The notable difference between the two is how they are traded.

An ETF can be bought and sold much like a stock. You can also see price of the ETF change in real-time.

Shares of a mutual fund, on the other hand, are transacted only at the end of the trading day.

5. Save with an online bank

Online banks typically offer more interest than a traditional bricks-and-mortar bank. “For someone who is just starting out with savings, I would suggest building up that rainy day fund and invest it into a safe liquid account like an online bank,” says Michael Solari, CFP, Principal of Solari Financial Planning, LLC. “Before you can start building a mountain of wealth, it is important to protect yourself from falling into a ditch.”

While online banks offer more interest, the only downside is that they don't have physical locations, which makes it difficult to do things like talk to a teller or deposit cash.

See our list of  Best Online Banks.

Here are the top online banks that have the highest savings accounts rates and free interest checking accounts:

6. Think about certificates of deposit (CDs)

Again, it’s all about short-term access to cash. If you’re investing for less than five years, then consider placing your money in a CD with a maturity date that ends in five years.

CDs currently earn a small amount of interest, however, any interest does add up. The downside is that once you lock into a CD with a specific maturity date, you’re committed to that.

Money market accounts, on the other hand, offer more liquidity.

For people who are already experienced savers, Solari notes that there are more investment choices to consider. “I have a five-year rule when it comes to investing,” he says. “If you need the money within five years then you ought to invest it into a liquid savings account.”

7. Money market accounts (MMAs)

A money market account is best described as a savings account with added convenience resembling a checking account.

Usually, MMAs are suitable for savers with larger deposits ($10,000 or more) and the bank rewards you with a higher interest rate.

Plus, you might have an associated debit card and/or check-writing ability -- though we suggest not using them on a regular basis.

Being Smart About Risk

Regardless of what type of investment you choose, there are certain intangible truths about investing.

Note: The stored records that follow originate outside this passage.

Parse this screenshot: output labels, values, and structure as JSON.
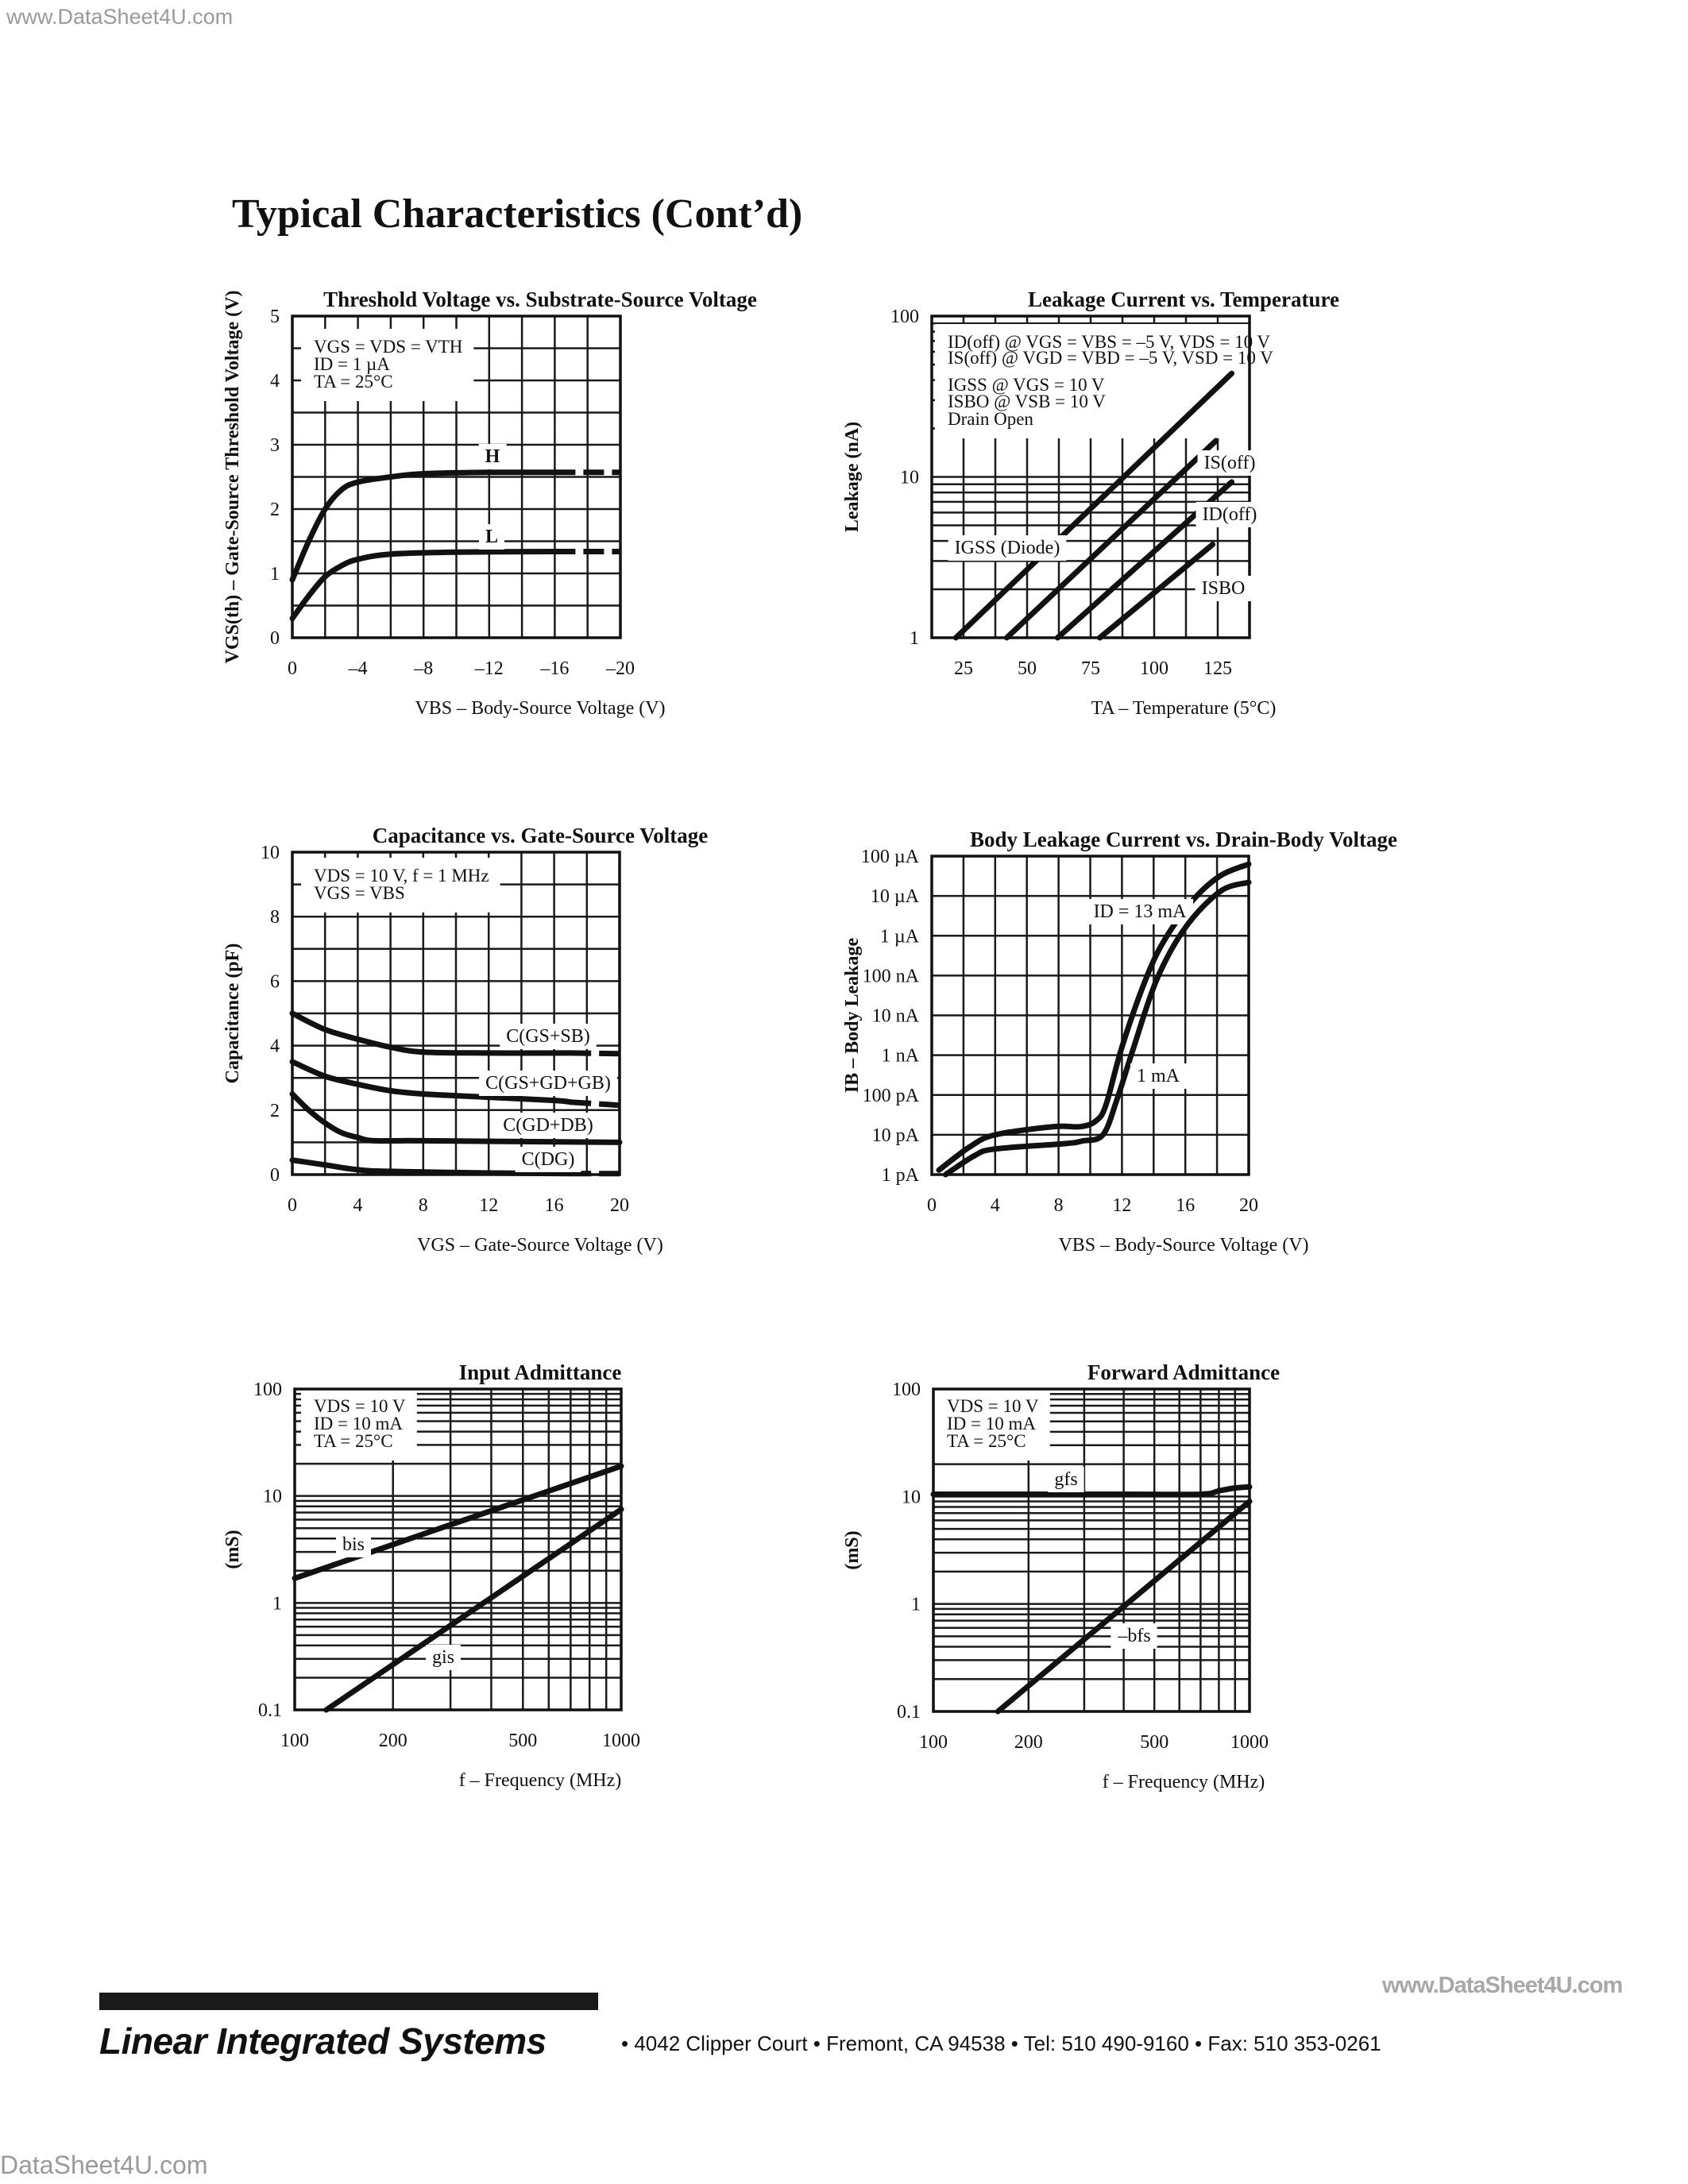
{
  "watermarks": {
    "top": "www.DataSheet4U.com",
    "right": "www.DataSheet4U.com",
    "bottom": "DataSheet4U.com"
  },
  "page_title": "Typical Characteristics (Cont’d)",
  "footer": {
    "company": "Linear Integrated Systems",
    "address": "• 4042 Clipper Court  •  Fremont, CA 94538  •  Tel: 510 490-9160  •  Fax: 510 353-0261"
  },
  "chart_data": [
    {
      "type": "line",
      "title": "Threshold Voltage vs. Substrate-Source Voltage",
      "xlabel": "VBS – Body-Source Voltage (V)",
      "ylabel": "VGS(th) – Gate-Source Threshold Voltage (V)",
      "xscale": "linear",
      "yscale": "linear",
      "xlim": [
        0,
        -20
      ],
      "ylim": [
        0,
        5
      ],
      "grid": true,
      "grid_x_step": 2,
      "grid_y_step": 0.5,
      "x_ticks": [
        {
          "value": 0,
          "label": "0"
        },
        {
          "value": -4,
          "label": "–4"
        },
        {
          "value": -8,
          "label": "–8"
        },
        {
          "value": -12,
          "label": "–12"
        },
        {
          "value": -16,
          "label": "–16"
        },
        {
          "value": -20,
          "label": "–20"
        }
      ],
      "y_ticks": [
        {
          "value": 0,
          "label": "0"
        },
        {
          "value": 1,
          "label": "1"
        },
        {
          "value": 2,
          "label": "2"
        },
        {
          "value": 3,
          "label": "3"
        },
        {
          "value": 4,
          "label": "4"
        },
        {
          "value": 5,
          "label": "5"
        }
      ],
      "conditions": [
        "VGS = VDS = VTH",
        "ID = 1 µA",
        "TA = 25°C"
      ],
      "series": [
        {
          "name": "H",
          "points": [
            [
              0,
              0.9
            ],
            [
              -1,
              1.5
            ],
            [
              -2,
              2.0
            ],
            [
              -3,
              2.3
            ],
            [
              -4,
              2.42
            ],
            [
              -6,
              2.5
            ],
            [
              -8,
              2.55
            ],
            [
              -12,
              2.57
            ],
            [
              -16,
              2.57
            ]
          ],
          "dashed": [
            [
              -16,
              2.57
            ],
            [
              -20,
              2.57
            ]
          ]
        },
        {
          "name": "L",
          "points": [
            [
              0,
              0.3
            ],
            [
              -1,
              0.65
            ],
            [
              -2,
              0.95
            ],
            [
              -3,
              1.12
            ],
            [
              -4,
              1.22
            ],
            [
              -6,
              1.3
            ],
            [
              -10,
              1.33
            ],
            [
              -16,
              1.34
            ]
          ],
          "dashed": [
            [
              -16,
              1.34
            ],
            [
              -20,
              1.34
            ]
          ]
        }
      ]
    },
    {
      "type": "line",
      "title": "Leakage Current vs. Temperature",
      "xlabel": "TA – Temperature (5°C)",
      "ylabel": "Leakage (nA)",
      "xscale": "linear",
      "yscale": "log",
      "xlim": [
        12.5,
        137.5
      ],
      "ylim": [
        1,
        100
      ],
      "grid": true,
      "grid_x_step": 12.5,
      "x_ticks": [
        {
          "value": 25,
          "label": "25"
        },
        {
          "value": 50,
          "label": "50"
        },
        {
          "value": 75,
          "label": "75"
        },
        {
          "value": 100,
          "label": "100"
        },
        {
          "value": 125,
          "label": "125"
        }
      ],
      "y_ticks": [
        {
          "value": 1,
          "label": "1"
        },
        {
          "value": 10,
          "label": "10"
        },
        {
          "value": 100,
          "label": "100"
        }
      ],
      "conditions": [
        "ID(off) @ VGS = VBS = –5 V, VDS = 10 V",
        "IS(off) @ VGD = VBD = –5 V, VSD = 10 V",
        "IGSS @ VGS = 10 V",
        "ISBO @ VSB = 10 V",
        "Drain Open"
      ],
      "series": [
        {
          "name": "IGSS (Diode)",
          "points": [
            [
              22,
              1
            ],
            [
              130.5,
              44
            ]
          ]
        },
        {
          "name": "IS(off)",
          "points": [
            [
              42,
              1
            ],
            [
              124.3,
              16.8
            ]
          ]
        },
        {
          "name": "ID(off)",
          "points": [
            [
              62,
              1
            ],
            [
              130.5,
              9.3
            ]
          ]
        },
        {
          "name": "ISBO",
          "points": [
            [
              78.6,
              1
            ],
            [
              123,
              3.8
            ]
          ]
        }
      ]
    },
    {
      "type": "line",
      "title": "Capacitance vs. Gate-Source Voltage",
      "xlabel": "VGS – Gate-Source Voltage (V)",
      "ylabel": "Capacitance (pF)",
      "xscale": "linear",
      "yscale": "linear",
      "xlim": [
        0,
        20
      ],
      "ylim": [
        0,
        10
      ],
      "grid": true,
      "grid_x_step": 2,
      "grid_y_step": 1,
      "x_ticks": [
        {
          "value": 0,
          "label": "0"
        },
        {
          "value": 4,
          "label": "4"
        },
        {
          "value": 8,
          "label": "8"
        },
        {
          "value": 12,
          "label": "12"
        },
        {
          "value": 16,
          "label": "16"
        },
        {
          "value": 20,
          "label": "20"
        }
      ],
      "y_ticks": [
        {
          "value": 0,
          "label": "0"
        },
        {
          "value": 2,
          "label": "2"
        },
        {
          "value": 4,
          "label": "4"
        },
        {
          "value": 6,
          "label": "6"
        },
        {
          "value": 8,
          "label": "8"
        },
        {
          "value": 10,
          "label": "10"
        }
      ],
      "conditions": [
        "VDS = 10 V, f = 1 MHz",
        "VGS = VBS"
      ],
      "series": [
        {
          "name": "C(GS+SB)",
          "points": [
            [
              0,
              5
            ],
            [
              2,
              4.5
            ],
            [
              4,
              4.2
            ],
            [
              6,
              3.95
            ],
            [
              8,
              3.8
            ],
            [
              12,
              3.77
            ],
            [
              17,
              3.77
            ]
          ],
          "dashed": [
            [
              17,
              3.77
            ],
            [
              20,
              3.75
            ]
          ]
        },
        {
          "name": "C(GS+GD+GB)",
          "points": [
            [
              0,
              3.5
            ],
            [
              2,
              3.05
            ],
            [
              4,
              2.8
            ],
            [
              6,
              2.6
            ],
            [
              8,
              2.5
            ],
            [
              12,
              2.4
            ],
            [
              16,
              2.3
            ],
            [
              17,
              2.25
            ]
          ],
          "dashed": [
            [
              17,
              2.25
            ],
            [
              20,
              2.15
            ]
          ]
        },
        {
          "name": "C(GD+DB)",
          "points": [
            [
              0,
              2.5
            ],
            [
              1,
              2.0
            ],
            [
              2,
              1.6
            ],
            [
              3,
              1.3
            ],
            [
              4,
              1.15
            ],
            [
              5,
              1.05
            ],
            [
              8,
              1.05
            ],
            [
              20,
              1.0
            ]
          ]
        },
        {
          "name": "C(DG)",
          "points": [
            [
              0,
              0.45
            ],
            [
              2,
              0.3
            ],
            [
              4,
              0.15
            ],
            [
              6,
              0.1
            ],
            [
              12,
              0.05
            ],
            [
              17,
              0.03
            ]
          ],
          "dashed": [
            [
              17,
              0.03
            ],
            [
              20,
              0.03
            ]
          ]
        }
      ]
    },
    {
      "type": "line",
      "title": "Body Leakage Current vs. Drain-Body Voltage",
      "xlabel": "VBS – Body-Source Voltage (V)",
      "ylabel": "IB – Body Leakage",
      "xscale": "linear",
      "yscale": "log",
      "xlim": [
        0,
        20
      ],
      "ylim": [
        1e-12,
        0.0001
      ],
      "grid": true,
      "grid_x_step": 2,
      "grid_y": "decades",
      "x_ticks": [
        {
          "value": 0,
          "label": "0"
        },
        {
          "value": 4,
          "label": "4"
        },
        {
          "value": 8,
          "label": "8"
        },
        {
          "value": 12,
          "label": "12"
        },
        {
          "value": 16,
          "label": "16"
        },
        {
          "value": 20,
          "label": "20"
        }
      ],
      "y_ticks": [
        {
          "value": 1e-12,
          "label": "1 pA"
        },
        {
          "value": 1e-11,
          "label": "10 pA"
        },
        {
          "value": 1e-10,
          "label": "100 pA"
        },
        {
          "value": 1e-09,
          "label": "1 nA"
        },
        {
          "value": 1e-08,
          "label": "10 nA"
        },
        {
          "value": 1e-07,
          "label": "100 nA"
        },
        {
          "value": 1e-06,
          "label": "1 µA"
        },
        {
          "value": 1e-05,
          "label": "10 µA"
        },
        {
          "value": 0.0001,
          "label": "100 µA"
        }
      ],
      "series": [
        {
          "name": "ID = 13 mA",
          "points": [
            [
              0.45,
              1.3e-12
            ],
            [
              2.4,
              5e-12
            ],
            [
              4,
              1e-11
            ],
            [
              7.7,
              1.6e-11
            ],
            [
              9.4,
              1.6e-11
            ],
            [
              10.4,
              2.3e-11
            ],
            [
              11.0,
              5.8e-11
            ],
            [
              12.0,
              1.6e-09
            ],
            [
              13.5,
              8e-08
            ],
            [
              14.7,
              8e-07
            ],
            [
              16.5,
              8e-06
            ],
            [
              18.2,
              3.2e-05
            ],
            [
              20,
              6.3e-05
            ]
          ]
        },
        {
          "name": "1 mA",
          "points": [
            [
              0.87,
              1e-12
            ],
            [
              2.7,
              3e-12
            ],
            [
              4,
              4.4e-12
            ],
            [
              8.4,
              6e-12
            ],
            [
              9.5,
              7e-12
            ],
            [
              10.8,
              1e-11
            ],
            [
              11.7,
              8e-11
            ],
            [
              12.7,
              1.4e-09
            ],
            [
              14.2,
              8e-08
            ],
            [
              16.0,
              1.6e-06
            ],
            [
              18.2,
              1.3e-05
            ],
            [
              20,
              2.2e-05
            ]
          ]
        }
      ]
    },
    {
      "type": "line",
      "title": "Input Admittance",
      "xlabel": "f – Frequency (MHz)",
      "ylabel": "(mS)",
      "xscale": "log",
      "yscale": "log",
      "xlim": [
        100,
        1000
      ],
      "ylim": [
        0.1,
        100
      ],
      "grid": true,
      "x_ticks": [
        {
          "value": 100,
          "label": "100"
        },
        {
          "value": 200,
          "label": "200"
        },
        {
          "value": 500,
          "label": "500"
        },
        {
          "value": 1000,
          "label": "1000"
        }
      ],
      "y_ticks": [
        {
          "value": 0.1,
          "label": "0.1"
        },
        {
          "value": 1,
          "label": "1"
        },
        {
          "value": 10,
          "label": "10"
        },
        {
          "value": 100,
          "label": "100"
        }
      ],
      "conditions": [
        "VDS = 10 V",
        "ID = 10 mA",
        "TA = 25°C"
      ],
      "series": [
        {
          "name": "bis",
          "points": [
            [
              100,
              1.7
            ],
            [
              1000,
              19
            ]
          ]
        },
        {
          "name": "gis",
          "points": [
            [
              125,
              0.1
            ],
            [
              1000,
              7.5
            ]
          ]
        }
      ]
    },
    {
      "type": "line",
      "title": "Forward Admittance",
      "xlabel": "f – Frequency (MHz)",
      "ylabel": "(mS)",
      "xscale": "log",
      "yscale": "log",
      "xlim": [
        100,
        1000
      ],
      "ylim": [
        0.1,
        100
      ],
      "grid": true,
      "x_ticks": [
        {
          "value": 100,
          "label": "100"
        },
        {
          "value": 200,
          "label": "200"
        },
        {
          "value": 500,
          "label": "500"
        },
        {
          "value": 1000,
          "label": "1000"
        }
      ],
      "y_ticks": [
        {
          "value": 0.1,
          "label": "0.1"
        },
        {
          "value": 1,
          "label": "1"
        },
        {
          "value": 10,
          "label": "10"
        },
        {
          "value": 100,
          "label": "100"
        }
      ],
      "conditions": [
        "VDS = 10 V",
        "ID = 10 mA",
        "TA = 25°C"
      ],
      "series": [
        {
          "name": "gfs",
          "points": [
            [
              100,
              10.5
            ],
            [
              400,
              10.5
            ],
            [
              700,
              10.5
            ],
            [
              800,
              11.3
            ],
            [
              900,
              12
            ],
            [
              1000,
              12.3
            ]
          ]
        },
        {
          "name": "–bfs",
          "points": [
            [
              160,
              0.1
            ],
            [
              1000,
              9
            ]
          ]
        }
      ]
    }
  ]
}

“Strategic investing means taking on an appropriate amount of smart risk -- the kind that boosts return -- within a well-diversified portfolio of stocks, bonds, and commodities,” says Elle Kaplan, CEO and founding partner of LexION Capital Management LLC. “That way, your accounts can weather whatever the market throws at you over time and continue to grow and serve you.”

She points out that the real risk lies in not investing. “Diversification is a valuable tool that allows your portfolio, whether $5,000 or $5,000,000, to grow and work as hard for you as you did to earn it.”